Nope. It wasn’t. Not that. See!
I cover my head with the pillow and burrow into the couch.
On the way out of the city, I feel it—the un-tickling of myself pink. Bereft of the walls of that unreal apartment, bereft of the energy and opportunity of the city, the reality of what I must return to and of what I have done snakes through me—winding and recurring—like the wheels on the road.
“Stay healthy. Injury is quick to make a recruiter think twice,” Coach Payne said.

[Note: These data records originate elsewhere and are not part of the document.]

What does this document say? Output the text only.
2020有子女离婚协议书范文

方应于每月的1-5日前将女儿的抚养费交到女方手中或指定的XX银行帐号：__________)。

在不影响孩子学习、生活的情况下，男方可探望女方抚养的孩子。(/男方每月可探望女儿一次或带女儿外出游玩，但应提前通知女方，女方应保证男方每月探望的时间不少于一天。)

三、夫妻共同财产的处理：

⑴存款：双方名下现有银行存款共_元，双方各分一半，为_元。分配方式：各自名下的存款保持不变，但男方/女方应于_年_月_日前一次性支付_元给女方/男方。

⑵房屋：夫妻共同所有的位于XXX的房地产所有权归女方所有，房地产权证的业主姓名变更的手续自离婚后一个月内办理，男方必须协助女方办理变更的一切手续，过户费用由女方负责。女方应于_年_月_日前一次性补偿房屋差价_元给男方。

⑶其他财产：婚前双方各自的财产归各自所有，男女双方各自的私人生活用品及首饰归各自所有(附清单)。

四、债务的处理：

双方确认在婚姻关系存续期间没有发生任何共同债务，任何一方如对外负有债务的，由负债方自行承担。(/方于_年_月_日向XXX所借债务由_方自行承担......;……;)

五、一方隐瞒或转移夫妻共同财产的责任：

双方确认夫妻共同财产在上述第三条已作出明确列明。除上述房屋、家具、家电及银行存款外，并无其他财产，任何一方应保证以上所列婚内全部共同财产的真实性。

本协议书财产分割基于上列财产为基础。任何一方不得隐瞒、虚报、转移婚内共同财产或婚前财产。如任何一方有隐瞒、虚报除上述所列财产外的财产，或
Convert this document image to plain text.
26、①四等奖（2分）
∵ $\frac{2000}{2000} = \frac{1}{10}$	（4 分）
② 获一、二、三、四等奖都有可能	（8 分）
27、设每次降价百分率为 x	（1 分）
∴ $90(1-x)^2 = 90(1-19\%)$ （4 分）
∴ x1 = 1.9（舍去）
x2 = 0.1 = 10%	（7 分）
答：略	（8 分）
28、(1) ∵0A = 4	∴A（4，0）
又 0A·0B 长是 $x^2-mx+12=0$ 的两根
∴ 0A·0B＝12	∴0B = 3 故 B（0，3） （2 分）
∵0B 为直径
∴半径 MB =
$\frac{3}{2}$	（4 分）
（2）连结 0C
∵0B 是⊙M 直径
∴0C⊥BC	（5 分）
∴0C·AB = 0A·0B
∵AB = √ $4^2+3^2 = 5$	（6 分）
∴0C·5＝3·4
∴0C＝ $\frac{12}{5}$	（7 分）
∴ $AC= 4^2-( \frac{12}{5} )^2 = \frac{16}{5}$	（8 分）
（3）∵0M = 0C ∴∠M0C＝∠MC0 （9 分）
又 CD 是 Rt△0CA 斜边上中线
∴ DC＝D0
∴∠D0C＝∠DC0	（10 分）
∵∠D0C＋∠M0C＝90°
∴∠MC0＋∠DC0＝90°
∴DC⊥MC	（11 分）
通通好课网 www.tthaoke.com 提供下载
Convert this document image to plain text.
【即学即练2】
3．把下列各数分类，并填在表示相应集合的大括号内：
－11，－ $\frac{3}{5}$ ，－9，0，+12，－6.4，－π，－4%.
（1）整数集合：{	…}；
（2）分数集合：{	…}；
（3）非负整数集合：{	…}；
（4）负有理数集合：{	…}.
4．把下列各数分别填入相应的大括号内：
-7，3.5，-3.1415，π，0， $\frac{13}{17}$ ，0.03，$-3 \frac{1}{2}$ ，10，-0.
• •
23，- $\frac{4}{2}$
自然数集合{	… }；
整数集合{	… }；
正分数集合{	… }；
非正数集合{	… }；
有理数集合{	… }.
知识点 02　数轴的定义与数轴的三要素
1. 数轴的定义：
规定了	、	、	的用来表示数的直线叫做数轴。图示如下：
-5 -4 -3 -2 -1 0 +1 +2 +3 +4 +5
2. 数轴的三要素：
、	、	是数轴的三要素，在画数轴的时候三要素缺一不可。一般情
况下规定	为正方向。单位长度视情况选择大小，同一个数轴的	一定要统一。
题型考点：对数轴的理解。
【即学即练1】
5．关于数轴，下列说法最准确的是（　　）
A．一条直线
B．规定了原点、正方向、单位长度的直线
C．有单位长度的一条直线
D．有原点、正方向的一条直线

If I follow the doctor’s orders—give my shoulder time to heal, rehab it appropriately—I will be running again in six weeks. I am young and fit, she said. Rehab, rehab, rehab, she could not stress enough while handing me a pamphlet of appropriate exercises, and I will have a lifetime of running.
I didn’t tell her that I don’t have a lifetime to run. I had a week to run my best at the state cross country meet. I had a week to convince Coach Payne that I was at least worth the unofficial meet and greet. That I was worth an official meet and greet.